Same batch size in evaluation trigger "RuntimeError: CUDA out of memory."

songyuc · February 25, 2020, 1:28pm

Hi, guys,
I am learning about DeepLabV3+ model these days.
And I meet a strange phenomenon that using the same batch size in evaluation trigger “RuntimeError: CUDA out of memory.”, which is normal in training.
But the inference speed seems quite faster than the training.

Any idea or answer will be appreciated!

ptrblck · February 27, 2020, 4:07am

Are you seeing the OOM error after a few iterations or how were you able to see the validation step being faster?
Since Python uses function scoping, you might want to wrap some code in specific functions so that they’ll be cleared as explained here.

songyuc · February 27, 2020, 10:01am

Hi, I saw this OOM error as soon as the program started.

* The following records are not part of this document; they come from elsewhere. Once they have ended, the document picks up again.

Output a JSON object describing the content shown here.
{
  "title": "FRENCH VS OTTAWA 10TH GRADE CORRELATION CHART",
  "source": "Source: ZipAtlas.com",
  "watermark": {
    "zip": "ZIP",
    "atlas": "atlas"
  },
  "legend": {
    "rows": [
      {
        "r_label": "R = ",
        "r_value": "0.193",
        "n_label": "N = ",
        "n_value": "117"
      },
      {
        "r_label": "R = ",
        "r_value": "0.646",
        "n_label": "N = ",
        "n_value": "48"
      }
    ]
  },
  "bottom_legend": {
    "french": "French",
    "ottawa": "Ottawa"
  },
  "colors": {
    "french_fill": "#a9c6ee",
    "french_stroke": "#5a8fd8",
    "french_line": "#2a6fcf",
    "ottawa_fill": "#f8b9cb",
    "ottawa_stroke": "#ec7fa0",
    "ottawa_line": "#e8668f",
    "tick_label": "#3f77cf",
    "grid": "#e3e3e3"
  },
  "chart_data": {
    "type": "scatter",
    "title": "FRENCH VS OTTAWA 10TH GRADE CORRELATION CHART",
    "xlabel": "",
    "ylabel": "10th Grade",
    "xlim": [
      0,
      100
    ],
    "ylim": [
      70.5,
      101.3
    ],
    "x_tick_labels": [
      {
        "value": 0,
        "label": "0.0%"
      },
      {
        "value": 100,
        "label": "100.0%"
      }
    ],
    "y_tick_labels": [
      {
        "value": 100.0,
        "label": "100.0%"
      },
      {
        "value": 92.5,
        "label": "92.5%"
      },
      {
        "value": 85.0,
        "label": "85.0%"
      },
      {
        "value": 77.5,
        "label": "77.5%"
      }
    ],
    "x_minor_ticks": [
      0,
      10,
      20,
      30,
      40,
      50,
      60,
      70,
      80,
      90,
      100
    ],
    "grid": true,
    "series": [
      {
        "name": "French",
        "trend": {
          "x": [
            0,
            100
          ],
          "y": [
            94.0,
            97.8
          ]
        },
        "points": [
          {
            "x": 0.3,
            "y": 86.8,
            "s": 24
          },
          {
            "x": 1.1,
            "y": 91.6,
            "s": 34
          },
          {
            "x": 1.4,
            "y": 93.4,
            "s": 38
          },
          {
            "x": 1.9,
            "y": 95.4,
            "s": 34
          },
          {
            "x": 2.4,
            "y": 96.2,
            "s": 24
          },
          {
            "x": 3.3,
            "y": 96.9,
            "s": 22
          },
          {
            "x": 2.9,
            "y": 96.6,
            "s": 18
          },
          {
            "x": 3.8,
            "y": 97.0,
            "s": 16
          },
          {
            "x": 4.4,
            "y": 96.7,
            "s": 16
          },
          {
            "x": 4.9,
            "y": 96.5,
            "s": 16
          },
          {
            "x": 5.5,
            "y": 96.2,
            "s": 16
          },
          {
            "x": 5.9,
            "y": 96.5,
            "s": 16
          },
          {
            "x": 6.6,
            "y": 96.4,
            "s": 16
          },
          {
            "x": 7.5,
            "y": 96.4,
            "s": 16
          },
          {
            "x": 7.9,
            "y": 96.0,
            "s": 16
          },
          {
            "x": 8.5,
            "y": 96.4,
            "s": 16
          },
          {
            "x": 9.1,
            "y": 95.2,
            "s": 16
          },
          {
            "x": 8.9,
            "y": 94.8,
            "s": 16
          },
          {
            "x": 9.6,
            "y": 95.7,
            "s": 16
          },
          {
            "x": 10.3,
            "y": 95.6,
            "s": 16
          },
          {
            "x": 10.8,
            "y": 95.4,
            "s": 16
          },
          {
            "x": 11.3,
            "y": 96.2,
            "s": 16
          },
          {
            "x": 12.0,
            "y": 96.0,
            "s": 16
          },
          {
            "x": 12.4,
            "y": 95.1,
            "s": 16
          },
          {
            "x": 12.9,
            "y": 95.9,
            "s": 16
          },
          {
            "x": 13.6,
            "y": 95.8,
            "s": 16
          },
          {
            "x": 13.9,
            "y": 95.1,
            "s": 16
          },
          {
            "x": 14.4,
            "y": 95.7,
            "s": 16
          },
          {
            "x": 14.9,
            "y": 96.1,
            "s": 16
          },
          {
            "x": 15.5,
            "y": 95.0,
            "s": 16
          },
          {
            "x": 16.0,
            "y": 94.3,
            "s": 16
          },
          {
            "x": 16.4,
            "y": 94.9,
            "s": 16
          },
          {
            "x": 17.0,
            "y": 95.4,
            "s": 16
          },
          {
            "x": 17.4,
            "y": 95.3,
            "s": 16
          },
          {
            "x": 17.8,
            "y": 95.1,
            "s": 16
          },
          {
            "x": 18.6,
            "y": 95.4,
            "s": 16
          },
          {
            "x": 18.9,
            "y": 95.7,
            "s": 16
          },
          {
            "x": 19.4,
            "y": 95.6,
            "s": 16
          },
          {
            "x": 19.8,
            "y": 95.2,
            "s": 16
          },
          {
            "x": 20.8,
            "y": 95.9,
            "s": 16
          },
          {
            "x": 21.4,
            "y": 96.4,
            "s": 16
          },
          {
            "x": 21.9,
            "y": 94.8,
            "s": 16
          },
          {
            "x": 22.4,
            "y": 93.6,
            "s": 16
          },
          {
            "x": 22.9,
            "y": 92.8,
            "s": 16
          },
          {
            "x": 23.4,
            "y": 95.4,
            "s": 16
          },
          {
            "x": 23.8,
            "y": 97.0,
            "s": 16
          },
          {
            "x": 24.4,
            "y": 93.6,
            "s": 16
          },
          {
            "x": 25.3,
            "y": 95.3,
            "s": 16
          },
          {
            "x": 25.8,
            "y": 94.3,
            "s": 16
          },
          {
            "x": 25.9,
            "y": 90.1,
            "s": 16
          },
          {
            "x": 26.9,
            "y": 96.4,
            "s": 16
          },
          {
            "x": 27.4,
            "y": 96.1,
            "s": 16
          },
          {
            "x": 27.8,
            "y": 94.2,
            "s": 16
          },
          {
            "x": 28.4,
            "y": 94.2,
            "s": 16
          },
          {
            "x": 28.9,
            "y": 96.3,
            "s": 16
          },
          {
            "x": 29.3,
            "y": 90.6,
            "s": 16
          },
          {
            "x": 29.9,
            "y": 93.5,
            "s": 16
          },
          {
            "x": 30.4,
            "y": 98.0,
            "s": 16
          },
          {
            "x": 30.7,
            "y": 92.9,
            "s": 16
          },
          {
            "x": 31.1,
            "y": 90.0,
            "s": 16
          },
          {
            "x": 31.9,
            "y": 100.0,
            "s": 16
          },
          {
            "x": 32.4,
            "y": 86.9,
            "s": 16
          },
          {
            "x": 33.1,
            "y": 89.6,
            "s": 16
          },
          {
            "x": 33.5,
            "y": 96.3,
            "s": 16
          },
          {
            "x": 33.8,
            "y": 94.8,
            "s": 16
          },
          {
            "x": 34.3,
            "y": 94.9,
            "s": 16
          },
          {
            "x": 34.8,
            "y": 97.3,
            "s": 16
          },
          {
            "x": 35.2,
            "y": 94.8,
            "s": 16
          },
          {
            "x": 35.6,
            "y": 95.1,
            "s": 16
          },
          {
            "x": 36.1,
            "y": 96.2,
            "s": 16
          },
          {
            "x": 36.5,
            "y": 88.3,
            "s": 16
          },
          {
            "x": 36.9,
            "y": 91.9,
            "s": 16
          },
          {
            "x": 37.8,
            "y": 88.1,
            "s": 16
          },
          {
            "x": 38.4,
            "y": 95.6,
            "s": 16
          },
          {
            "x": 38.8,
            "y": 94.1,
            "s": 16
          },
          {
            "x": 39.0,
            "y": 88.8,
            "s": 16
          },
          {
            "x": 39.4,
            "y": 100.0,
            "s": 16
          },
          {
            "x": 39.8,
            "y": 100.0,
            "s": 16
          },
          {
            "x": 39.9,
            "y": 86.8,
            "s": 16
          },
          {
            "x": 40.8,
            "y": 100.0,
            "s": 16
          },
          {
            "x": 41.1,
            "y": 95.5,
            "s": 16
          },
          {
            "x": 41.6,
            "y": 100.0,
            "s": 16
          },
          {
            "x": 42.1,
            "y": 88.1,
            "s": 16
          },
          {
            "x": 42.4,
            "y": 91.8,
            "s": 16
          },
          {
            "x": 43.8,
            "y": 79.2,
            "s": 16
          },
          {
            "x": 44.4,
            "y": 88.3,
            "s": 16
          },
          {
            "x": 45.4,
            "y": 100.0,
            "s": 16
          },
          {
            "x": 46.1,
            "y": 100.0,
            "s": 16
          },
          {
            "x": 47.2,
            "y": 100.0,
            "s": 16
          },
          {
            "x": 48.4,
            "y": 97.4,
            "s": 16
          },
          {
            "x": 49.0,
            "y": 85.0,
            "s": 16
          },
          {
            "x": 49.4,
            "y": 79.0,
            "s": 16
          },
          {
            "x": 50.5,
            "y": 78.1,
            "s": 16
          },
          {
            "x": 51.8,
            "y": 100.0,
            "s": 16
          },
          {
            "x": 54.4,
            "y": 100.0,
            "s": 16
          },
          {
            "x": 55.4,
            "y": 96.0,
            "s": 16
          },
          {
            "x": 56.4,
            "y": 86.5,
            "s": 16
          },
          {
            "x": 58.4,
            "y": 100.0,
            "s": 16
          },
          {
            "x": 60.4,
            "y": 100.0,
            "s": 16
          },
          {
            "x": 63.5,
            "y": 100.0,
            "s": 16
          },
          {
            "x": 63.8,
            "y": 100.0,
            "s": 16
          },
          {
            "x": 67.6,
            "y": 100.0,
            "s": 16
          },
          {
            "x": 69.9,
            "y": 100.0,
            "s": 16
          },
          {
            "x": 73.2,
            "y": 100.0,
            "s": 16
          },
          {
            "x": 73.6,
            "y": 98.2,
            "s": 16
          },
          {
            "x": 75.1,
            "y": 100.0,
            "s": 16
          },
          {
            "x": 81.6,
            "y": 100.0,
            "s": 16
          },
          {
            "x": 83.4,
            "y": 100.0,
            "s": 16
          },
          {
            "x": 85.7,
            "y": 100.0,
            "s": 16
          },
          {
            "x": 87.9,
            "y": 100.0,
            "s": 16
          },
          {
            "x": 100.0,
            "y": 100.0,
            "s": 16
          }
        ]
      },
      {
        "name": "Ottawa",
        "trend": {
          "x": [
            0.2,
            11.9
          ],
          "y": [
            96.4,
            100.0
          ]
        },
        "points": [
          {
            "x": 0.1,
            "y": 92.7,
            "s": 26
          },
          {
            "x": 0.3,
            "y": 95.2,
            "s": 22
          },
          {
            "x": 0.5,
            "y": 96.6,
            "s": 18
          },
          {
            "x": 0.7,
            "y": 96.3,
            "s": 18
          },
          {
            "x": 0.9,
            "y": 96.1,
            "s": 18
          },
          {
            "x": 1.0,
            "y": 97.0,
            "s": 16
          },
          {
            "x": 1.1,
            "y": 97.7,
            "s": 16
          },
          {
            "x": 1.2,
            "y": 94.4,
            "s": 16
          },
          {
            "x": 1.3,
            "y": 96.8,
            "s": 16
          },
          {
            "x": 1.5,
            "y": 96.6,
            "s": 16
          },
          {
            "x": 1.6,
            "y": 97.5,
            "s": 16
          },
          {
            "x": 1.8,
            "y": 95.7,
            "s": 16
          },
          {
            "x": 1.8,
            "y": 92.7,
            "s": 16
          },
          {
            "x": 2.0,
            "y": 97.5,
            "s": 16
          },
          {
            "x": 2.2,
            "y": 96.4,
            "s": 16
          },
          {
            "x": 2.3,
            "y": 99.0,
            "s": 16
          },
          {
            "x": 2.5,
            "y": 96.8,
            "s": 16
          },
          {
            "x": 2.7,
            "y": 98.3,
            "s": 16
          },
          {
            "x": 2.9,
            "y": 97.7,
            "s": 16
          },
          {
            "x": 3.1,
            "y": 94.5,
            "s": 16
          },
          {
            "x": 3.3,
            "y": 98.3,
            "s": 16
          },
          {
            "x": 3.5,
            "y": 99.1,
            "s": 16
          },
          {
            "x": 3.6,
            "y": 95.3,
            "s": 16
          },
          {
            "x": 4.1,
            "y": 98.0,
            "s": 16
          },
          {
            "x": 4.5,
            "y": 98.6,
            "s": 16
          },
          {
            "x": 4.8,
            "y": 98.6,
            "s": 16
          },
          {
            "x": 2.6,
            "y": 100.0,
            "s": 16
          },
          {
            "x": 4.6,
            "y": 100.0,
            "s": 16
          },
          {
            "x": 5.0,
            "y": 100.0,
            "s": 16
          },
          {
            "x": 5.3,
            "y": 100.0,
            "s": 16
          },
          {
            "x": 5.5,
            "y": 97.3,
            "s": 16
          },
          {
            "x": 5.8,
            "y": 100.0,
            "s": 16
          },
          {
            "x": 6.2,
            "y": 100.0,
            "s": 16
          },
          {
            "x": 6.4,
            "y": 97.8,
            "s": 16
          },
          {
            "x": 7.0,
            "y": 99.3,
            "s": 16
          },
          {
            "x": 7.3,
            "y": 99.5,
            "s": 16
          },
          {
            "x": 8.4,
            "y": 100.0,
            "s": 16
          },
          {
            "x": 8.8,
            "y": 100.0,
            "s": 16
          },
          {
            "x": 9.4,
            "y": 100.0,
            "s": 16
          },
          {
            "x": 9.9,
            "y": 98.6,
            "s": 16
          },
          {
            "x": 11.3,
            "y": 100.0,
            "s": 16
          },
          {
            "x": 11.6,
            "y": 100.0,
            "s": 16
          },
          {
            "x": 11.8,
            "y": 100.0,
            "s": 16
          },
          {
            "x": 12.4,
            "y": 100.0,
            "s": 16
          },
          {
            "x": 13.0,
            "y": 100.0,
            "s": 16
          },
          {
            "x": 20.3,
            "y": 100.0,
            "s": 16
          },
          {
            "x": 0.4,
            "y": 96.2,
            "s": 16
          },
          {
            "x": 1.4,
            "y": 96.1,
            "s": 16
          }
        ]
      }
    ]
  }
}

ptrblck · February 27, 2020, 6:56pm

What is the largest batch size you can run in training and evaluation without running into the OOM error?

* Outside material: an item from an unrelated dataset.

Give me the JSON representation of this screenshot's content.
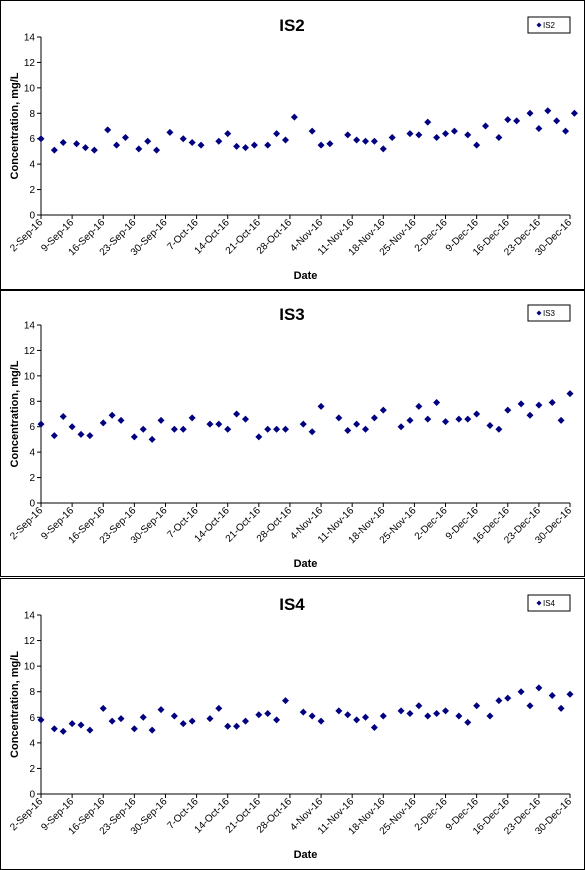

songyuc · February 28, 2020, 9:27am

The largest batch size in training and evaluation is 4 and 2.

ptrblck · February 29, 2020, 5:00am

Could you post a code snippet to reproduce this issue?
Instead of your real data, you could initialize the input and target using random tensors, so that we could debug this issue.

songyuc · March 11, 2020, 10:53am

I think should check the problem myself first,
and I want to know if there is way to show the GPU memory usage of a PyTorch model?

ptrblck · March 11, 2020, 4:57pm

You could use torch.cuda.memory_allocated(), torch.cuda.memory_cached() etc. in your script to check the memory. Also, nvidia-smi will give you the overall memory usage (including the CUDA context).

songyuc · March 12, 2020, 6:19am

Thanks for your answer.
I will try it next time.